10

我正在尝试对 MS FrontPage 生成的网站的 html 进行“defrontpagify”,并且正在编写一个 BeautifulSoup 脚本来执行此操作。

但是,我陷入了尝试从包含它们的文档中的每个标签中去除特定属性(或列表属性)的部分。代码片段:

REMOVE_ATTRIBUTES = ['lang','language','onmouseover','onmouseout','script','style','font',
                        'dir','face','size','color','style','class','width','height','hspace',
                        'border','valign','align','background','bgcolor','text','link','vlink',
                        'alink','cellpadding','cellspacing']

# remove all attributes in REMOVE_ATTRIBUTES from all tags, 
# but preserve the tag and its content. 
for attribute in REMOVE_ATTRIBUTES:
    for tag in soup.findAll(attribute=True):
        del(tag[attribute])

它运行没有错误,但实际上并没有剥离任何属性。当我在没有外部循环的情况下运行它时,只需硬编码单个属性(soup.findAll('style'=True),它就可以工作。

任何人都知道这里的问题吗?

PS - 我也不太喜欢嵌套循环。如果有人知道更实用的地图/过滤器风格,我很乐意看到它。

4

5 回答 5

9

线

for tag in soup.findAll(attribute=True):

没有找到任何tags。可能有一种使用方法findAll;我不确定。但是,这有效:

import BeautifulSoup
REMOVE_ATTRIBUTES = [
    'lang','language','onmouseover','onmouseout','script','style','font',
    'dir','face','size','color','style','class','width','height','hspace',
    'border','valign','align','background','bgcolor','text','link','vlink',
    'alink','cellpadding','cellspacing']

doc = '''<html><head><title>Page title</title></head><body><p id="firstpara" align="center">This is <i>paragraph</i> <a onmouseout="">one</a>.<p id="secondpara" align="blah">This is <i>paragraph</i> <b>two</b>.</html>'''
soup = BeautifulSoup.BeautifulSoup(doc)
for tag in soup.recursiveChildGenerator():
    try:
        tag.attrs = [(key,value) for key,value in tag.attrs
                     if key not in REMOVE_ATTRIBUTES]
    except AttributeError: 
        # 'NavigableString' object has no attribute 'attrs'
        pass
print(soup.prettify())

请注意,此代码仅适用于 Python 3。如果您需要它在 Python 2 中工作,请参阅下面的 Nóra 回答。

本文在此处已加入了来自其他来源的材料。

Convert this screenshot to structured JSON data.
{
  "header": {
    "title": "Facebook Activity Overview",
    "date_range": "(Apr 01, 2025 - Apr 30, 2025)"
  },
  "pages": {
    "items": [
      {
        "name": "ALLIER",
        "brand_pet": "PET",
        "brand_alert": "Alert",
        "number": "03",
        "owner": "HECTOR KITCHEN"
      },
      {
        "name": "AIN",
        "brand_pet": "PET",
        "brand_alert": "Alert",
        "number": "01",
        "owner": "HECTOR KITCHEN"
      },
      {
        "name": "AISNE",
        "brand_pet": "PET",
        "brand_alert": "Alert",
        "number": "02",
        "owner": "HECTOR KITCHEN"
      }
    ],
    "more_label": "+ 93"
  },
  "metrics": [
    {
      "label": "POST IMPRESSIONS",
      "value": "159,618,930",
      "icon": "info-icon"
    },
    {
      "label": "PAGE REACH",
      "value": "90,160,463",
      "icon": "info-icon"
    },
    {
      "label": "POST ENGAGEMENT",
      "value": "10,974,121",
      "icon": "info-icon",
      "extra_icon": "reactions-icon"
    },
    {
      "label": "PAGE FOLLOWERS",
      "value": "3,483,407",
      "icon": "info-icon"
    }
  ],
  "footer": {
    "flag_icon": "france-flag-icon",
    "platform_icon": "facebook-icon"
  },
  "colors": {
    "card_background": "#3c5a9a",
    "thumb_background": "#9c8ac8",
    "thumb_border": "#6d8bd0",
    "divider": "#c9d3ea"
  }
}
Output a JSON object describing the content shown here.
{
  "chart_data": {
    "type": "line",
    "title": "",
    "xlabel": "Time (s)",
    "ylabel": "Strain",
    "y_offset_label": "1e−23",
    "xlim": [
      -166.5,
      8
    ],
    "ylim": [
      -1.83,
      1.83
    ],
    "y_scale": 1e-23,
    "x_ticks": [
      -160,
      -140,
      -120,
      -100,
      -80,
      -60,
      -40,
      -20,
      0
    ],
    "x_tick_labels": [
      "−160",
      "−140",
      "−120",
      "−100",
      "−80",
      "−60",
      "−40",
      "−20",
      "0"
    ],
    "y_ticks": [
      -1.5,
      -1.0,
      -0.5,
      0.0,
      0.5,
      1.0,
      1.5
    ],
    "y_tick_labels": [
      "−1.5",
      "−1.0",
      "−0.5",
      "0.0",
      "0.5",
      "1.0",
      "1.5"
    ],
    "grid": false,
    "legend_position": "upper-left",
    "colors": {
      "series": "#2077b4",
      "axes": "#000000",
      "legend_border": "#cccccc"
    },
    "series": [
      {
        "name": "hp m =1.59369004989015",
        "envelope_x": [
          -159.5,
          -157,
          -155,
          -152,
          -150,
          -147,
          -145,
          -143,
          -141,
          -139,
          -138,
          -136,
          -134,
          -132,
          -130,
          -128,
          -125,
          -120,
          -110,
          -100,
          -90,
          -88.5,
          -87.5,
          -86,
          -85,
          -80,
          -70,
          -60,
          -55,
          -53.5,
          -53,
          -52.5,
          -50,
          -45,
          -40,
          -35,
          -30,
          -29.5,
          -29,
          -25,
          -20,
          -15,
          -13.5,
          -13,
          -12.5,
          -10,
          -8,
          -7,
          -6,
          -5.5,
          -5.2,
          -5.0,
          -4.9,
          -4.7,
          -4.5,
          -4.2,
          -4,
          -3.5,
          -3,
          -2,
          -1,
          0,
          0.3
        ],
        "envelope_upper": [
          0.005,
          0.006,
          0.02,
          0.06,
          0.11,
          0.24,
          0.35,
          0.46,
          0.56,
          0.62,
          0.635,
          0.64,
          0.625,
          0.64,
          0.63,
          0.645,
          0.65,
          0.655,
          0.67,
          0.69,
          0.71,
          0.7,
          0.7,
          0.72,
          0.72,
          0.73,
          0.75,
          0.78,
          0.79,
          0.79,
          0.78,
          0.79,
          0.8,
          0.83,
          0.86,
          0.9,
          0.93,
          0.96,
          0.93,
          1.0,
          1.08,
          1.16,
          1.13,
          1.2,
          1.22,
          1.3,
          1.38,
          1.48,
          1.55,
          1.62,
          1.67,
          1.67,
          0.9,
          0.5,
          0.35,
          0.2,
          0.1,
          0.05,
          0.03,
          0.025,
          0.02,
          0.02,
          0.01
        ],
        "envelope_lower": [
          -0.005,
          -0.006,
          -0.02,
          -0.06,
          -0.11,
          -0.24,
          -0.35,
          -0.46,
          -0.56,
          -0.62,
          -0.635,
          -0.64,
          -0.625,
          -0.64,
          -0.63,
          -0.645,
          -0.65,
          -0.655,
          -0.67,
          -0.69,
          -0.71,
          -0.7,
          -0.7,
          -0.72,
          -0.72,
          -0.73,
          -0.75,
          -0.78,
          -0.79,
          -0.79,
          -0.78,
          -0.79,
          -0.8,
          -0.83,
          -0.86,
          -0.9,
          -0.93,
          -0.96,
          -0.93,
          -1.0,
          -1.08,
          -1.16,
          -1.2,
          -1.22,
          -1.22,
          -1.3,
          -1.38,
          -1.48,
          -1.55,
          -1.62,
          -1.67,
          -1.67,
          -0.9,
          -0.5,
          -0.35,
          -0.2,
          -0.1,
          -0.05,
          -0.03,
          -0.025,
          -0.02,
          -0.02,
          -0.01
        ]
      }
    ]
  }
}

于 2012-01-28T13:48:57.263 回答
6

Just ftr: the problem here is that if you pass HTML attributes as keyword arguments, the keyword is the name of the attribute. So your code is searching for tags with an attribute of name attribute, as the variable does not get expanded.

This is why

  1. hard-coding your attribute name worked[0]
  2. the code does not fail. The search just doesn't match any tags

To fix the problem, pass the attribute you are looking for as a dict:

for attribute in REMOVE_ATTRIBUTES:
    for tag in soup.find_all(attrs={attribute: True}):
        del tag[attribute]

Hth someone in the future, dtk

[0]: Although it needs to be find_all(style=True) in your example, without the quotes, because SyntaxError: keyword can't be an expression

于 2018-07-13T12:04:49.330 回答
6

这是 unutbu 答案的 Python 2 版本:

REMOVE_ATTRIBUTES = ['lang','language','onmouseover']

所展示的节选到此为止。